VMCD.ORG » How to create very big index

how to create very big index

我们总会碰到各种case 需要建立索引有些索引大至1T,这些索引的创建是个非常棘手的问题,oracle 11g 在建立partition index时,给出了不错的解决方案

Let’s now re-create the index as a globally partitioned index, with one partition defined to contain all values of interest and another partition defined to contain the vast number of processed values.
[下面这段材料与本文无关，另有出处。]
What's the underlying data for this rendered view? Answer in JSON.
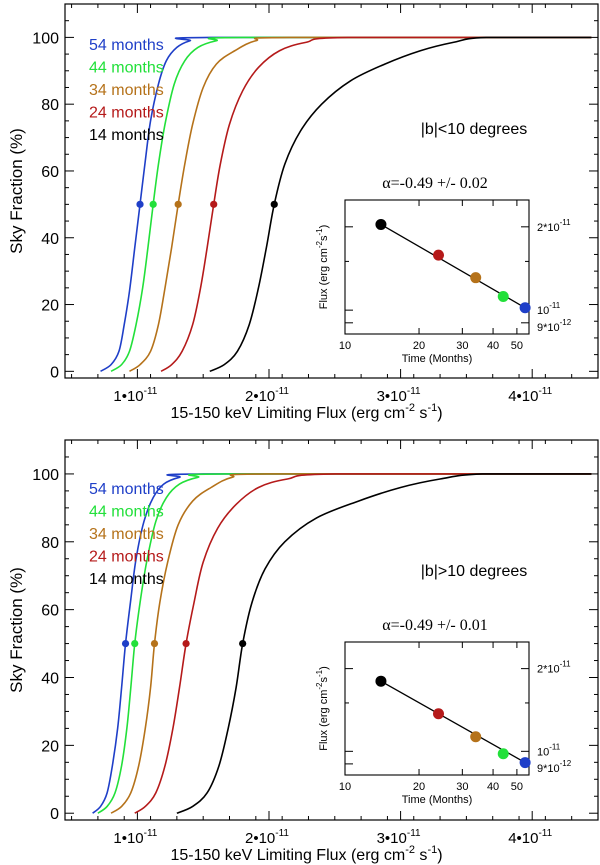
{
  "chart_data": [
    {
      "type": "line",
      "region": "|b|<10 degrees",
      "xlabel_main": "15-150 keV Limiting Flux (erg cm",
      "xlabel_sup1": "-2",
      "xlabel_mid": " s",
      "xlabel_sup2": "-1",
      "xlabel_end": ")",
      "ylabel": "Sky Fraction (%)",
      "xlim": [
        0.45,
        4.5
      ],
      "ylim": [
        -2,
        110
      ],
      "x_unit": "1e-11 erg cm^-2 s^-1",
      "xticks": [
        {
          "value": 1,
          "mantissa": "1•",
          "base": "10",
          "exp": "-11"
        },
        {
          "value": 2,
          "mantissa": "2•",
          "base": "10",
          "exp": "-11"
        },
        {
          "value": 3,
          "mantissa": "3•",
          "base": "10",
          "exp": "-11"
        },
        {
          "value": 4,
          "mantissa": "4•",
          "base": "10",
          "exp": "-11"
        }
      ],
      "yticks": [
        0,
        20,
        40,
        60,
        80,
        100
      ],
      "series": [
        {
          "name": "54 months",
          "color": "#1f3fc8",
          "x50": 1.02,
          "x": [
            0.72,
            0.8,
            0.86,
            0.9,
            0.94,
            0.98,
            1.02,
            1.06,
            1.1,
            1.16,
            1.22,
            1.3,
            1.4,
            1.55,
            4.45
          ],
          "y": [
            0,
            2,
            6,
            14,
            24,
            37,
            50,
            63,
            75,
            86,
            93,
            97,
            99,
            100,
            100
          ]
        },
        {
          "name": "44 months",
          "color": "#22e03a",
          "x50": 1.12,
          "x": [
            0.8,
            0.88,
            0.94,
            0.99,
            1.04,
            1.08,
            1.12,
            1.16,
            1.21,
            1.28,
            1.36,
            1.46,
            1.6,
            1.8,
            4.45
          ],
          "y": [
            0,
            2,
            6,
            14,
            25,
            37,
            50,
            62,
            74,
            86,
            93,
            97,
            99,
            100,
            100
          ]
        },
        {
          "name": "34 months",
          "color": "#b5721a",
          "x50": 1.31,
          "x": [
            0.94,
            1.02,
            1.1,
            1.16,
            1.21,
            1.26,
            1.31,
            1.36,
            1.42,
            1.5,
            1.6,
            1.74,
            1.9,
            2.15,
            4.45
          ],
          "y": [
            0,
            2,
            6,
            14,
            25,
            37,
            50,
            62,
            74,
            85,
            92,
            96,
            99,
            100,
            100
          ]
        },
        {
          "name": "24 months",
          "color": "#b51a1a",
          "x50": 1.58,
          "x": [
            1.18,
            1.26,
            1.34,
            1.42,
            1.48,
            1.53,
            1.58,
            1.63,
            1.7,
            1.8,
            1.92,
            2.08,
            2.28,
            2.6,
            4.45
          ],
          "y": [
            0,
            2,
            6,
            14,
            25,
            37,
            50,
            62,
            74,
            84,
            91,
            96,
            98.5,
            100,
            100
          ]
        },
        {
          "name": "14 months",
          "color": "#000000",
          "x50": 2.04,
          "x": [
            1.55,
            1.66,
            1.76,
            1.85,
            1.92,
            1.98,
            2.04,
            2.12,
            2.24,
            2.4,
            2.62,
            2.88,
            3.15,
            3.4,
            3.65,
            4.45
          ],
          "y": [
            0,
            2,
            6,
            14,
            25,
            37,
            50,
            62,
            72,
            80,
            87,
            92,
            96,
            98.5,
            100,
            100
          ]
        }
      ],
      "label_text": "|b|<10 degrees",
      "inset": {
        "title_symbol": "α",
        "title_value": "=-0.49 +/- 0.02",
        "ylabel_main": "Flux (erg cm",
        "ylabel_sup1": "-2",
        "ylabel_mid": "s",
        "ylabel_sup2": "-1",
        "ylabel_end": ")",
        "xlabel": "Time (Months)",
        "xlim": [
          10,
          56
        ],
        "ylim": [
          0.82,
          2.5
        ],
        "xtick_labels": [
          "10",
          "20",
          "30",
          "40",
          "50"
        ],
        "xtick_values": [
          10,
          20,
          30,
          40,
          50
        ],
        "ytick_labels": [
          {
            "value": 2.0,
            "mantissa": "2*",
            "base": "10",
            "exp": "-11"
          },
          {
            "value": 1.0,
            "mantissa": "",
            "base": "10",
            "exp": "-11"
          },
          {
            "value": 0.9,
            "mantissa": "9*",
            "base": "10",
            "exp": "-12"
          }
        ],
        "points": [
          {
            "months": 14,
            "flux": 2.04,
            "color": "#000000"
          },
          {
            "months": 24,
            "flux": 1.58,
            "color": "#b51a1a"
          },
          {
            "months": 34,
            "flux": 1.31,
            "color": "#b5721a"
          },
          {
            "months": 44,
            "flux": 1.12,
            "color": "#22e03a"
          },
          {
            "months": 54,
            "flux": 1.02,
            "color": "#1f3fc8"
          }
        ]
      }
    },
    {
      "type": "line",
      "region": "|b|>10 degrees",
      "xlabel_main": "15-150 keV Limiting Flux (erg cm",
      "xlabel_sup1": "-2",
      "xlabel_mid": " s",
      "xlabel_sup2": "-1",
      "xlabel_end": ")",
      "ylabel": "Sky Fraction (%)",
      "xlim": [
        0.45,
        4.5
      ],
      "ylim": [
        -2,
        110
      ],
      "x_unit": "1e-11 erg cm^-2 s^-1",
      "xticks": [
        {
          "value": 1,
          "mantissa": "1•",
          "base": "10",
          "exp": "-11"
        },
        {
          "value": 2,
          "mantissa": "2•",
          "base": "10",
          "exp": "-11"
        },
        {
          "value": 3,
          "mantissa": "3•",
          "base": "10",
          "exp": "-11"
        },
        {
          "value": 4,
          "mantissa": "4•",
          "base": "10",
          "exp": "-11"
        }
      ],
      "yticks": [
        0,
        20,
        40,
        60,
        80,
        100
      ],
      "series": [
        {
          "name": "54 months",
          "color": "#1f3fc8",
          "x50": 0.91,
          "x": [
            0.66,
            0.72,
            0.77,
            0.81,
            0.85,
            0.88,
            0.91,
            0.95,
            0.99,
            1.05,
            1.12,
            1.2,
            1.32,
            1.5,
            4.45
          ],
          "y": [
            0,
            2,
            6,
            14,
            25,
            37,
            50,
            63,
            75,
            86,
            93,
            97,
            99,
            100,
            100
          ]
        },
        {
          "name": "44 months",
          "color": "#22e03a",
          "x50": 0.98,
          "x": [
            0.7,
            0.77,
            0.83,
            0.88,
            0.92,
            0.95,
            0.98,
            1.02,
            1.07,
            1.14,
            1.22,
            1.32,
            1.46,
            1.66,
            4.45
          ],
          "y": [
            0,
            2,
            6,
            14,
            25,
            37,
            50,
            62,
            74,
            86,
            93,
            97,
            99,
            100,
            100
          ]
        },
        {
          "name": "34 months",
          "color": "#b5721a",
          "x50": 1.13,
          "x": [
            0.8,
            0.88,
            0.95,
            1.01,
            1.06,
            1.1,
            1.13,
            1.17,
            1.23,
            1.31,
            1.42,
            1.56,
            1.72,
            1.98,
            4.45
          ],
          "y": [
            0,
            2,
            6,
            14,
            25,
            37,
            50,
            62,
            74,
            85,
            92,
            96,
            99,
            100,
            100
          ]
        },
        {
          "name": "24 months",
          "color": "#b51a1a",
          "x50": 1.37,
          "x": [
            0.98,
            1.06,
            1.14,
            1.21,
            1.27,
            1.32,
            1.37,
            1.43,
            1.5,
            1.61,
            1.75,
            1.92,
            2.14,
            2.5,
            4.45
          ],
          "y": [
            0,
            2,
            6,
            14,
            25,
            37,
            50,
            62,
            74,
            84,
            91,
            96,
            98.5,
            100,
            100
          ]
        },
        {
          "name": "14 months",
          "color": "#000000",
          "x50": 1.8,
          "x": [
            1.3,
            1.42,
            1.53,
            1.62,
            1.69,
            1.75,
            1.8,
            1.87,
            1.97,
            2.12,
            2.36,
            2.68,
            3.0,
            3.3,
            3.62,
            4.45
          ],
          "y": [
            0,
            2,
            6,
            14,
            25,
            37,
            50,
            62,
            72,
            80,
            87,
            92,
            96,
            98.5,
            100,
            100
          ]
        }
      ],
      "label_text": "|b|>10 degrees",
      "inset": {
        "title_symbol": "α",
        "title_value": "=-0.49 +/- 0.01",
        "ylabel_main": "Flux (erg cm",
        "ylabel_sup1": "-2",
        "ylabel_mid": "s",
        "ylabel_sup2": "-1",
        "ylabel_end": ")",
        "xlabel": "Time (Months)",
        "xlim": [
          10,
          56
        ],
        "ylim": [
          0.82,
          2.5
        ],
        "xtick_labels": [
          "10",
          "20",
          "30",
          "40",
          "50"
        ],
        "xtick_values": [
          10,
          20,
          30,
          40,
          50
        ],
        "ytick_labels": [
          {
            "value": 2.0,
            "mantissa": "2*",
            "base": "10",
            "exp": "-11"
          },
          {
            "value": 1.0,
            "mantissa": "",
            "base": "10",
            "exp": "-11"
          },
          {
            "value": 0.9,
            "mantissa": "9*",
            "base": "10",
            "exp": "-12"
          }
        ],
        "points": [
          {
            "months": 14,
            "flux": 1.8,
            "color": "#000000"
          },
          {
            "months": 24,
            "flux": 1.37,
            "color": "#b51a1a"
          },
          {
            "months": 34,
            "flux": 1.13,
            "color": "#b5721a"
          },
          {
            "months": 44,
            "flux": 0.98,
            "color": "#22e03a"
          },
          {
            "months": 54,
            "flux": 0.91,
            "color": "#1f3fc8"
          }
        ]
      }
    }
  ]
}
Initially, the index is created in an unusable state so no segments and no storage is allocated to any of the partitions

在创建partition index 时候使用unusable 可以不立刻分配storage和segment空间,从而解决了空间分配这个问题：

通过Richard Foote提供的例子,我们可以很好的看出效果：

SQL> create table bowie_stuff (id number, processed varchar2(10));

Table created.

SQL> insert into bowie_stuff select rownum, ‘YES’ from dual connect by level <= 1000000; 1000000 rows created. SQL> commit;

Commit complete.

SQL> update bowie_stuff set processed = ‘NO’ where id in (999990, 999992, 999994, 999996, 999998);

5 rows updated.

SQL> commit;

Commit complete.

SQL> create index bowie_stuff_i on bowie_stuff(processed) pctfree 0;

Index created.

SQL> select index_name, leaf_blocks from dba_indexes where index_name = ‘BOWIE_STUFF_I’;

INDEX_NAME LEAF_BLOCKS

—————————— ———–

BOWIE_STUFF_I 1877

SQL> select segment_name, blocks from dba_segments where segment_name = ‘BOWIE_STUFF_I’;

SEGMENT_NAME BLOCKS

——————– ———-

BOWIE_STUFF_I 1920

建立了一个normal index 分配了1920个块

——————————————————

SQL> drop index bowie_stuff_i;

Index dropped.

SQL> create index bowie_stuff_i on bowie_stuff(processed)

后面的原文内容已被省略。